I got down to business. We drafted a project plan to fix the “logging” problem in the web application. For this, we will not touch any business logic. That will make the project much bigger.
- I decided to move from the existing logger to a more universal solution. I wanted to separate out the logging from the main application framework. Existing logger was intertwined with business rules too much. So, we will not try to fix it.
- Next, we will identify all the log statements in the web application and correct their message types (debug, error etc). Once identified, I will work with other team members to fix the logging in the JSP code.

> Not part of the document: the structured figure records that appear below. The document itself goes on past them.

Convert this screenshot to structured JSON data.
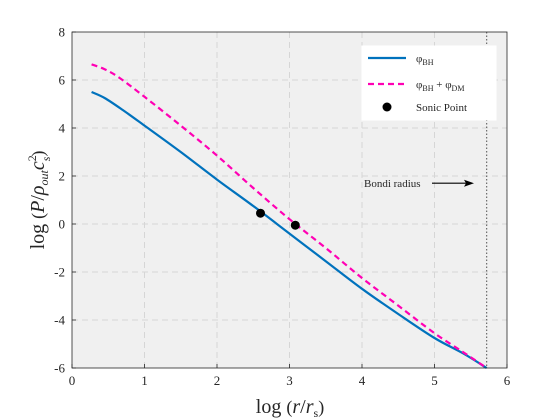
{
  "chart_data": {
    "type": "line",
    "title": "",
    "xlabel": "log (r/r_s)",
    "ylabel": "log (P/ρ_out c_s^2)",
    "xlim": [
      0,
      6
    ],
    "ylim": [
      -6,
      8
    ],
    "xticks": [
      0,
      1,
      2,
      3,
      4,
      5,
      6
    ],
    "yticks": [
      -6,
      -4,
      -2,
      0,
      2,
      4,
      6,
      8
    ],
    "grid": true,
    "legend_position": "top-right",
    "series": [
      {
        "name": "φ_BH",
        "color": "#0072BD",
        "style": "solid",
        "x": [
          0.27,
          0.45,
          0.7,
          1.0,
          1.5,
          2.0,
          2.5,
          3.0,
          3.5,
          4.0,
          4.5,
          5.0,
          5.4,
          5.72
        ],
        "y": [
          5.5,
          5.25,
          4.75,
          4.1,
          3.0,
          1.85,
          0.75,
          -0.4,
          -1.55,
          -2.7,
          -3.75,
          -4.75,
          -5.4,
          -6.0
        ]
      },
      {
        "name": "φ_BH + φ_DM",
        "color": "#FF00B4",
        "style": "dashed",
        "x": [
          0.27,
          0.45,
          0.65,
          1.0,
          1.5,
          2.0,
          2.5,
          3.0,
          3.5,
          4.0,
          4.5,
          5.0,
          5.4,
          5.72
        ],
        "y": [
          6.65,
          6.45,
          6.1,
          5.3,
          4.1,
          2.85,
          1.5,
          0.2,
          -1.0,
          -2.25,
          -3.4,
          -4.55,
          -5.35,
          -6.0
        ]
      }
    ],
    "sonic_points": {
      "name": "Sonic Point",
      "color": "#000000",
      "x": [
        2.6,
        3.08
      ],
      "y": [
        0.45,
        -0.05
      ]
    },
    "bondi_radius": {
      "label": "Bondi radius",
      "x": 5.72,
      "arrow_y": 1.7
    }
  }
}
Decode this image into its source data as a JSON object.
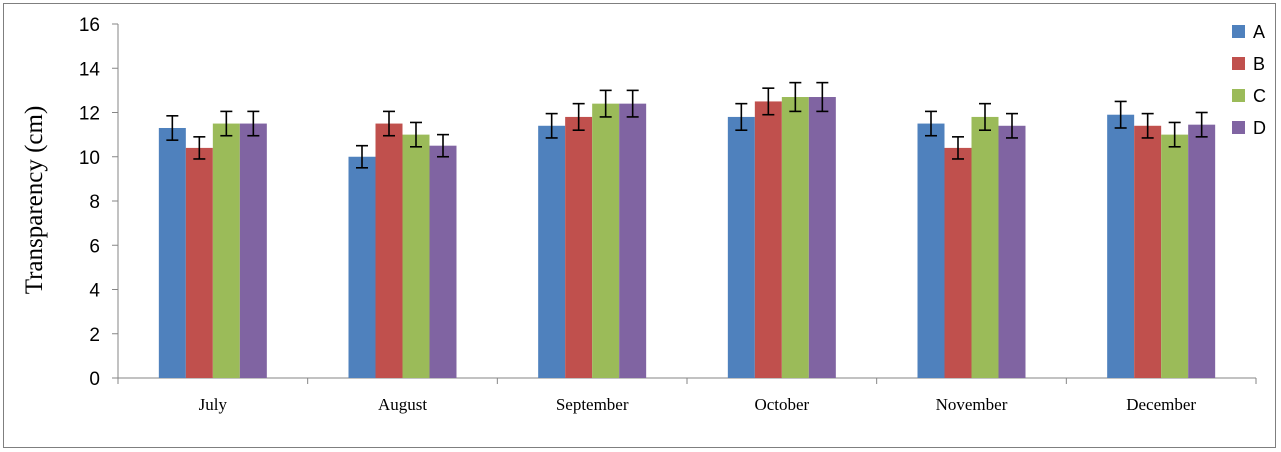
{
  "chart_data": {
    "type": "bar",
    "title": "",
    "xlabel": "",
    "ylabel": "Transparency (cm)",
    "ylim": [
      0,
      16
    ],
    "yticks": [
      0,
      2,
      4,
      6,
      8,
      10,
      12,
      14,
      16
    ],
    "grid": false,
    "legend_position": "right",
    "categories": [
      "July",
      "August",
      "September",
      "October",
      "November",
      "December"
    ],
    "series": [
      {
        "name": "A",
        "color": "#4f81bd",
        "values": [
          11.3,
          10.0,
          11.4,
          11.8,
          11.5,
          11.9
        ],
        "errors": [
          0.55,
          0.5,
          0.55,
          0.6,
          0.55,
          0.6
        ]
      },
      {
        "name": "B",
        "color": "#c0504d",
        "values": [
          10.4,
          11.5,
          11.8,
          12.5,
          10.4,
          11.4
        ],
        "errors": [
          0.5,
          0.55,
          0.6,
          0.6,
          0.5,
          0.55
        ]
      },
      {
        "name": "C",
        "color": "#9bbb59",
        "values": [
          11.5,
          11.0,
          12.4,
          12.7,
          11.8,
          11.0
        ],
        "errors": [
          0.55,
          0.55,
          0.6,
          0.65,
          0.6,
          0.55
        ]
      },
      {
        "name": "D",
        "color": "#8064a2",
        "values": [
          11.5,
          10.5,
          12.4,
          12.7,
          11.4,
          11.45
        ],
        "errors": [
          0.55,
          0.5,
          0.6,
          0.65,
          0.55,
          0.55
        ]
      }
    ]
  }
}
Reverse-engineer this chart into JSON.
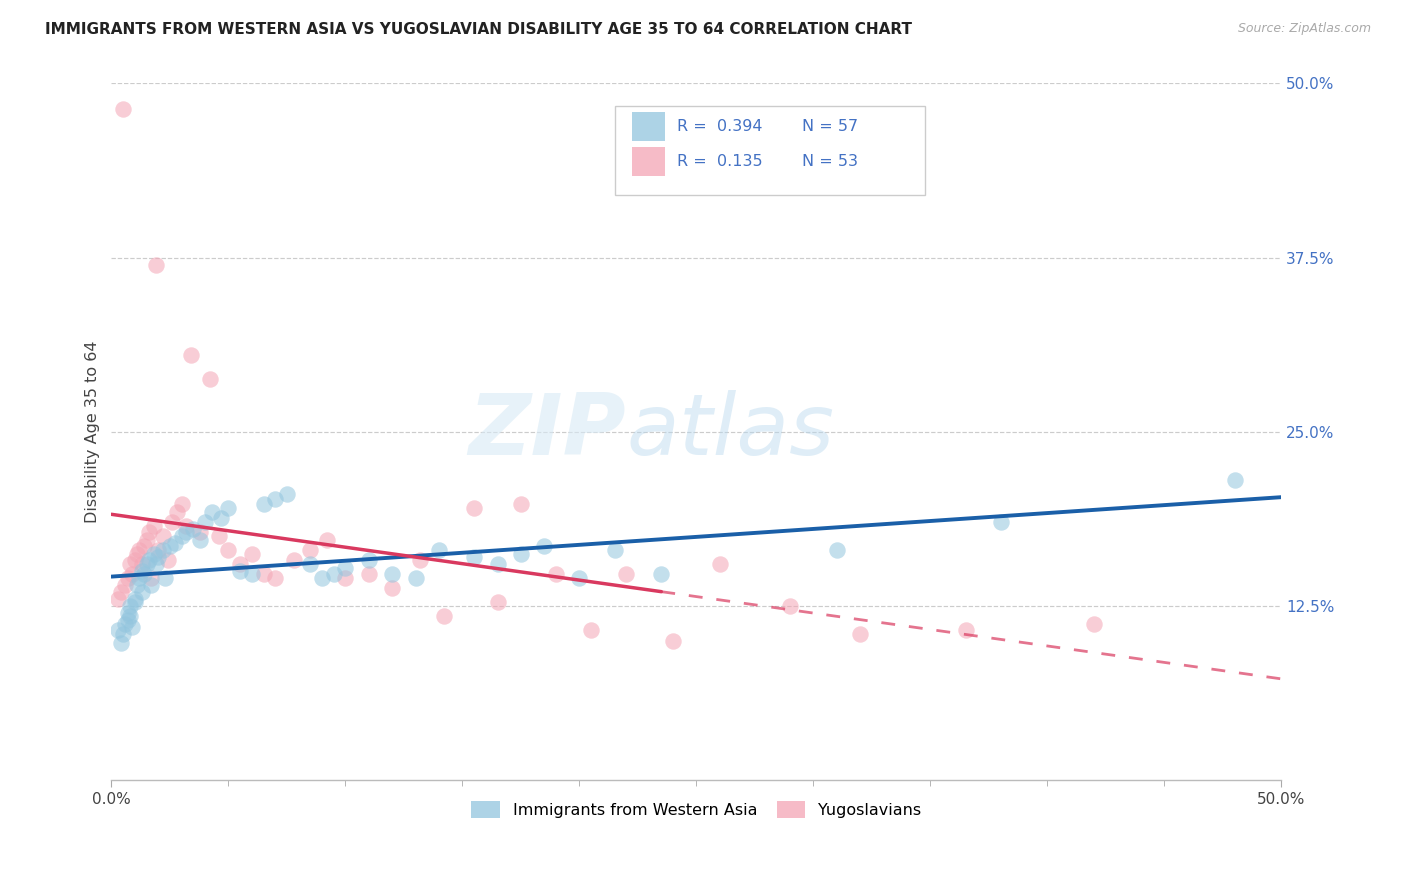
{
  "title": "IMMIGRANTS FROM WESTERN ASIA VS YUGOSLAVIAN DISABILITY AGE 35 TO 64 CORRELATION CHART",
  "source": "Source: ZipAtlas.com",
  "ylabel": "Disability Age 35 to 64",
  "xlim": [
    0.0,
    0.5
  ],
  "ylim": [
    0.0,
    0.5
  ],
  "xtick_vals": [
    0.0,
    0.5
  ],
  "ytick_vals_right": [
    0.125,
    0.25,
    0.375,
    0.5
  ],
  "legend1_label": "Immigrants from Western Asia",
  "legend2_label": "Yugoslavians",
  "R1": 0.394,
  "N1": 57,
  "R2": 0.135,
  "N2": 53,
  "color_blue": "#92c5de",
  "color_pink": "#f4a5b5",
  "color_blue_line": "#1a5fa8",
  "color_pink_line": "#d9395f",
  "watermark_zip": "ZIP",
  "watermark_atlas": "atlas",
  "blue_scatter_x": [
    0.003,
    0.004,
    0.005,
    0.006,
    0.007,
    0.007,
    0.008,
    0.008,
    0.009,
    0.01,
    0.01,
    0.011,
    0.012,
    0.013,
    0.013,
    0.014,
    0.015,
    0.016,
    0.017,
    0.018,
    0.019,
    0.02,
    0.022,
    0.023,
    0.025,
    0.027,
    0.03,
    0.032,
    0.035,
    0.038,
    0.04,
    0.043,
    0.047,
    0.05,
    0.055,
    0.06,
    0.065,
    0.07,
    0.075,
    0.085,
    0.09,
    0.095,
    0.1,
    0.11,
    0.12,
    0.13,
    0.14,
    0.155,
    0.165,
    0.175,
    0.185,
    0.2,
    0.215,
    0.235,
    0.31,
    0.38,
    0.48
  ],
  "blue_scatter_y": [
    0.108,
    0.098,
    0.105,
    0.112,
    0.115,
    0.12,
    0.118,
    0.125,
    0.11,
    0.13,
    0.128,
    0.14,
    0.145,
    0.15,
    0.135,
    0.148,
    0.155,
    0.158,
    0.14,
    0.162,
    0.155,
    0.16,
    0.165,
    0.145,
    0.168,
    0.17,
    0.175,
    0.178,
    0.18,
    0.172,
    0.185,
    0.192,
    0.188,
    0.195,
    0.15,
    0.148,
    0.198,
    0.202,
    0.205,
    0.155,
    0.145,
    0.148,
    0.152,
    0.158,
    0.148,
    0.145,
    0.165,
    0.16,
    0.155,
    0.162,
    0.168,
    0.145,
    0.165,
    0.148,
    0.165,
    0.185,
    0.215
  ],
  "pink_scatter_x": [
    0.003,
    0.004,
    0.005,
    0.006,
    0.007,
    0.008,
    0.009,
    0.01,
    0.011,
    0.012,
    0.013,
    0.014,
    0.015,
    0.016,
    0.017,
    0.018,
    0.019,
    0.02,
    0.022,
    0.024,
    0.026,
    0.028,
    0.03,
    0.032,
    0.034,
    0.038,
    0.042,
    0.046,
    0.05,
    0.055,
    0.06,
    0.065,
    0.07,
    0.078,
    0.085,
    0.092,
    0.1,
    0.11,
    0.12,
    0.132,
    0.142,
    0.155,
    0.165,
    0.175,
    0.19,
    0.205,
    0.22,
    0.24,
    0.26,
    0.29,
    0.32,
    0.365,
    0.42
  ],
  "pink_scatter_y": [
    0.13,
    0.135,
    0.482,
    0.14,
    0.145,
    0.155,
    0.148,
    0.158,
    0.162,
    0.165,
    0.155,
    0.168,
    0.172,
    0.178,
    0.145,
    0.182,
    0.37,
    0.165,
    0.175,
    0.158,
    0.185,
    0.192,
    0.198,
    0.182,
    0.305,
    0.178,
    0.288,
    0.175,
    0.165,
    0.155,
    0.162,
    0.148,
    0.145,
    0.158,
    0.165,
    0.172,
    0.145,
    0.148,
    0.138,
    0.158,
    0.118,
    0.195,
    0.128,
    0.198,
    0.148,
    0.108,
    0.148,
    0.1,
    0.155,
    0.125,
    0.105,
    0.108,
    0.112
  ]
}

I decided to switch to log4J for the logging in the JSP website. After several hours of research (dear Google, books) and several tries later I created a wrapper class in Java so as to shield log4J details from our application code. I then wrote a Perl script to parse our code and list all the logging in the code. We then drafted a project plan, got down to changing the old logger calls to the new wrapper calls. While doing this, we also removed redundant/useless logging.
For identifying all the log statements in JSP code, I wrote a Perl script to parse our code and list all the logging in the code. This helped us save a lot of time in going over the code manually. We then drafted a project plan, got down to changing the old logger calls to the new wrapper calls. While doing this, we also removed redundant/useless logging.
Voila! That did it! The next peak season, we didn’t run out of database connections! We had a max of 600, we almost touched it and got back, but did not exceed it. Even better, the EA Servers did not crash. Of course, we did several other things along with this fix – including changing EA Server parameter like connection caches, object pooling etc. We also added couple of more EA Servers into the cluster. While all these helped with the higher availability of the Server itself, one culprit that stole database sessions earlier was logging. That now stands cleaned. More users can actually login to the system to do the taxes now!
So, there you have it – logging (nearly) killed our application! By rearranging the logging module and controlling logging better, we were able to make our application serve its purpose. But, we have only done this exercise on the one JSP web application. We still have the PB application that’s doing bulk of the logging. Need to get this, one of these days!